B.2.4 – Business

Defined Words: business, investments, monopoly


We are competitive by nature, if we weren’t we wouldn’t be here right now. We used to have to compete with the other organisms of our environment to gather or hunt enough food to stay alive. With the Agricultural Revolution, our need to compete for food nearly vanished as a few individuals could provide food for many others beyond themselves.

The humans not farming found themselves with an abundance of time that they could use to come up with new things to make or services to offer. Our ancestors first exchanged food and goods based on a trading system. However, money would soon be created to settle any inconsistencies in value between traders. The Agricultural Revolution allowed us to graduate from our first competition and move onto a new one. We started as organisms competing for food, and then we created businesses competing for money. In this Manual, a business will refer to any organization that trades goods or services for money.

The competition of businesses was somewhat similar to the competition of organisms. Each individual is willing to do whatever is necessary to gather more resources than their competitors. Nature is pretty cutthroat, it has to be when the only rule is Don’t Die, but there is a balance in nature because all living things must die. The problem with our newly created form of competition was that it did not have a means of balance like nature does with death: a business doesn’t have to die.

I’m not saying that businesses are inherently immortal. Rather, when an individual is able to raise a business from nothing, the business doesn’t die when the individual does. The reigns of the business can just be handed down to a successor who now has the opportunity to enter the competition with a huge head start.

The amount of money in circulation at any one time maintains a carrying capacity of how many businesses can exist, but it doesn’t stop a few businesses from growing into monoliths. Often, huge companies emerge from the organizations that have been around for a while and just haven’t died.

As businesses continue to grow, they have the ability to purchase other competitors. This isn’t like a predator killing one of its own for less competition. Buying another business is subsuming that competitor and gaining everything that they had. To maintain these larger businesses, a hierarchical chain of command is put into place to allocate resources wherever necessary. A large business usually has the original owner still at the top but with much greater power than the majority of the competition.

A business can even choose to buy into new niches of the market to further increase their profits. There are even some examples of a single company owning the housing where its employees live, the grocery store where they shop, and the movie theatre where they relax.

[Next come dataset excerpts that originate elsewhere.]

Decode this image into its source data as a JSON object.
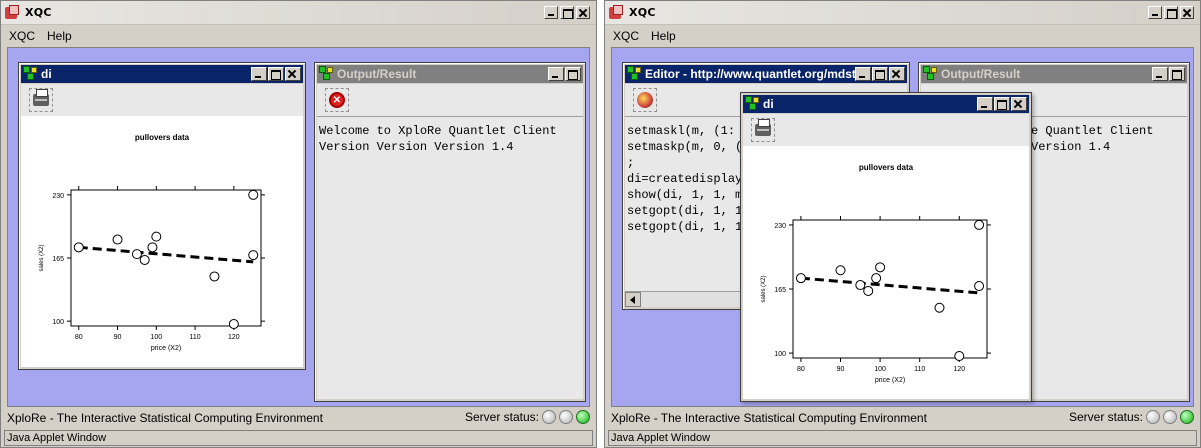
{
  "app": {
    "title": "XQC",
    "menu": [
      "XQC",
      "Help"
    ],
    "status_text": "XploRe - The Interactive Statistical Computing Environment",
    "server_status_label": "Server status:",
    "applet_window_label": "Java Applet Window"
  },
  "plot": {
    "title": "pullovers data",
    "xlabel": "price (X2)",
    "ylabel": "sales (X2)",
    "x_ticks": [
      "80",
      "90",
      "100",
      "110",
      "120"
    ],
    "y_ticks": [
      "100",
      "165",
      "230"
    ]
  },
  "chart_data": {
    "type": "scatter",
    "title": "pullovers data",
    "xlabel": "price (X2)",
    "ylabel": "sales (X2)",
    "xlim": [
      78,
      127
    ],
    "ylim": [
      95,
      235
    ],
    "points": [
      {
        "x": 80,
        "y": 176
      },
      {
        "x": 90,
        "y": 184
      },
      {
        "x": 95,
        "y": 169
      },
      {
        "x": 97,
        "y": 163
      },
      {
        "x": 99,
        "y": 176
      },
      {
        "x": 100,
        "y": 187
      },
      {
        "x": 115,
        "y": 146
      },
      {
        "x": 120,
        "y": 97
      },
      {
        "x": 125,
        "y": 230
      },
      {
        "x": 125,
        "y": 168
      }
    ],
    "regression_line": {
      "x": [
        80,
        125
      ],
      "y": [
        176,
        161
      ]
    }
  },
  "left": {
    "di_window": {
      "title": "di"
    },
    "output_window": {
      "title": "Output/Result",
      "lines": [
        "Welcome to XploRe Quantlet Client",
        "Version Version Version 1.4"
      ]
    }
  },
  "right": {
    "editor_window": {
      "title": "Editor - http://www.quantlet.org/mdsta",
      "lines": [
        "setmaskl(m, (1:",
        "setmaskp(m, 0, (",
        ";",
        "di=createdisplay",
        "show(di, 1, 1, m",
        "setgopt(di, 1, 1",
        "setgopt(di, 1, 1"
      ]
    },
    "output_window": {
      "title": "Output/Result",
      "lines": [
        "e Quantlet Client",
        "Version 1.4"
      ]
    },
    "di_window": {
      "title": "di"
    }
  }
}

A business could potentially “own” the people working for it with their paychecks going right back to the company!

A growing business can choose to “go public,” meaning it will accept money donations called investments in exchange for owning a part of the company. The original owner will usually keep a majority of the company to maintain power but the biggest businesses are usually run by a Board of Directors; each has a large stake in the company. Each board member can leverage the power of their shares to make decisions for the company. It’s important to recognize the amount of anticipation and strategy that goes into decision making for large scale businesses. These are savvy people making the decisions, there’s a reason those businesses continue to survive for generations.

Our rapidly progressing technology expands the possible niches of the market. Just like the competition of organisms, businesses will adapt and diversify to fill all those new niches. Sometimes a new niche can be filled by a brand new business but, more often than not, it is filled by a larger company allocating resources to the new niche. We have even created laws against businesses fully dominating an entire section of the market, we call it a monopoly and it’s technically illegal.

What isn’t illegal, for some reason, is to dominate a huge portion of the market yet still allow for some competitors to exist solely in order to avoid a monopoly. Those smaller competitors stand no real chance but they still exist and therefore there’s still a competition, so it’s legal. Many of the largest businesses are the ones that diversified to fulfill specific niches in many markets without totally dominating.

The largest companies today are the ones that have continued to survive and merge with other companies with a toe in every market. These are companies whose names you don’t know and they have a huge amount of hidden power. An unknown enemy is impossible to defeat, do a little digging and you’ll find the largest companies cannot hide from the Internet.

Just like your main priority is to get food, a business’s main priority is to get money. That creates a problem when the competitors are the same as you. In nature, sameness helps us to identify our own kind and our empathy allows us to see from the perspective of our competition. Animals in nature usually kill only for the sake of eating; killing for fun would disrupt the balance. When it comes to business, we begin to see our competitors differently to ourselves and we forget to empathize in our mad dash for more money.

You’ve heard the saying “money brings out the worst in us,” and it’s true. We forget the things that makes us human when we get too distracted chasing after a resource that has replaced food as our highest priority. The phrase “it’s not personal, it’s just business” should not be an excuse for forgetting our humanity.

It’s important to remember that money, the coveted resource, is completely made up by us. We gave it value and we can create more of it anytime we want which means that it is unlimited in theory. The unlimited nature of money also means that our selfishness leads us to always wanting more; after all, whatever you have is always less than someone else.

Throughout your life you will gain money and you will lose money but there will always be more money out there to gain and lose. The only resource you have that is truly limited is your time. You can choose to exchange that time for money with a job but you cannot gain more time. You are an organism which means you must die; it’s your choice how you spend the time you have before you go.